A Raffaele Pentasuglia facciamo la prima domanda:
Parla di te ai lettori della rivista
Posso dire di essere figlio d’arte. Dopo essermi laureato in Fisica a Milano, ho riscoperto la passione per l’arte, in modo particolare per la creta e la scultura. Ho deciso di tornare nella mia città per intraprendere la carriera di scultore, proseguendo in questo modo una lunga e importante tradizione familiare fortemente legata all’arte e all’artigianato.
Da allora ho realizzato diversi monumenti in Basilicata, i carri trionfali della festa della Bruna ed. 2018 e 2019, ho portato avanti progetti con il polo Museale della Basilicata, ho collaborato con Michelangelo Pistoletto per la realizzazione del “Terzo Paradiso” presso l’Unibas, ho collaborato come docente presso l’Istituto Superiore di Restauro, ho pubblicato come illustratore e adesso per l’Apt Basilicata viaggio per i parchi della Basilicata per raccontarla in acquerello.
Quali riflessioni ti ha suscitato l’Omelia di Paolo VI, in cui affronta il rapporto tra la Chiesa, l’arte e gli artisti?
Ho letto con grande interesse l’accorata Omelia di Paolo VI. Traspare un sincero interesse nel ricostruire il rapporto con gli artisti che processi storici complessi avevano compromesso.
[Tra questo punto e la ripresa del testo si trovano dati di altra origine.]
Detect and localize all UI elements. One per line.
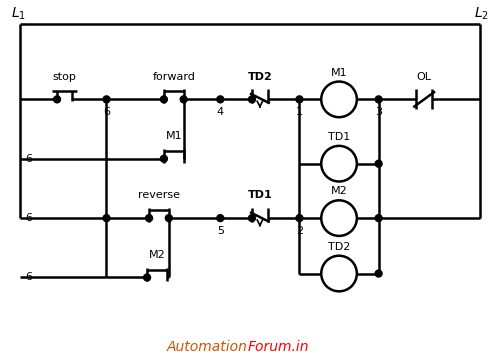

Io credo, però, che qualsiasi tentativo di irrigidire definizioni, o peggio, definire missioni e natura dei processi creativi finisca inevitabilmente per produrre incomprensioni. L’Arte dall’800 in poi, si è divincolata dal rigido rapporto committente-artista, è diventata liquida.
L’Arte può essere rivoluzionaria, può essere evasione, può essere provocazione, può essere denuncia, può essere propaganda e può continuare ad essere reazionaria, o meglio espressione diretta delle varie forme di potere che controllano il mondo.
Lascerei agli artisti le indagini sul perché delle loro necessità creative che, spesso, più che da quello che i cattolici pensano ci sia dopo di noi, sono determinate da quello che è accaduto e accade attorno a loro.
Ogni artista, poi, sceglie il suo linguaggio ma anche questo evolve e va lasciato andare anche quando sembra sia rivolto a pochissimi. Una comunità può essere composta anche da pochi e anche una piccola comunità può scegliere il suo artista.
Nel passato papi, re e principi si rivolgevano ad artisti famosi per dipingere affreschi o realizzare sculture nelle chiese, nei palazzi e in cappelle private, perché in riferimento alle chiese della società contemporanea, questo non è più accaduto?
Credo che le ragioni siano diverse ma la principale è che un tempo le Chiese erano tra i pochissimi luoghi dove c’era possibilità di espressione e il potere ecclesiastico sfruttava al massimo grandi risorse per processi di catechesi attraverso grandi artisti che avevano poche altre possibilità di espressione.
Nell’età moderna, poi, l’arte si è svincolata da rigide committenze e sono nate decine di altre possibilità di espressione diluendo di fatto il potere di profusione dell’arte un tempo saldamente in mano alla Chiesa.
Prendiamo ad esempio le tante chiese contemporanee presenti nella nostra città di Matera, come anche in altre città, con interni molto omologati ed anonimi, secondo te, perché nessuno ha mai pensato di chiamare degli artisti per realizzare delle opere d’arte? Per una questione di mancanza di mezzi o per qualche altro motivo?
In realtà accade, l’arte pubblica e monumentale è ancora sviluppata e ci sono ancora commissioni pubbliche di vari enti pubblici a più livelli. Ma il limite è sempre quello, l’arte commissionata dal pubblico, soprattutto nei livelli più bassi, difficilmente premia nuovi temi o stimola discussioni. Tende, invece, alla commemorazione, il che di per sé non è limite alla qualità artistica.
Per quanto riguarda la Chiesa il discorso è simile nel solco, però, di un generale e profondo ridimensionamento a cui avevo precedentemente accennato.
Mi risultano progetti importanti ad alto livello.
Non credi che se nelle nostre chiese contemporanee ci fossero dipinti o sculture di natura religiosa, lasciati alla libera interpretazione di voi artisti, i fedeli, e non solo, sarebbero più coinvolti perché visivamente interessati al messaggio che l’opera esprime, per la bellezza e la profondità che è in grado di trasmettere?
Decisamente si
Accetteresti, se ti fosse data la possibilità, di poter mettere la tua arte, la tua ispirazione, per la realizzazione di un’opera di natura religiosa, ma lasciata alla tua interpretazione?
L’ho già fatto in diverse occasioni e lo rifarei.
I temi religiosi sono straordinarie occasioni di ispirazione perché fanno riferimento ad archetipi millenari insiti nella natura stessa dell’uomo.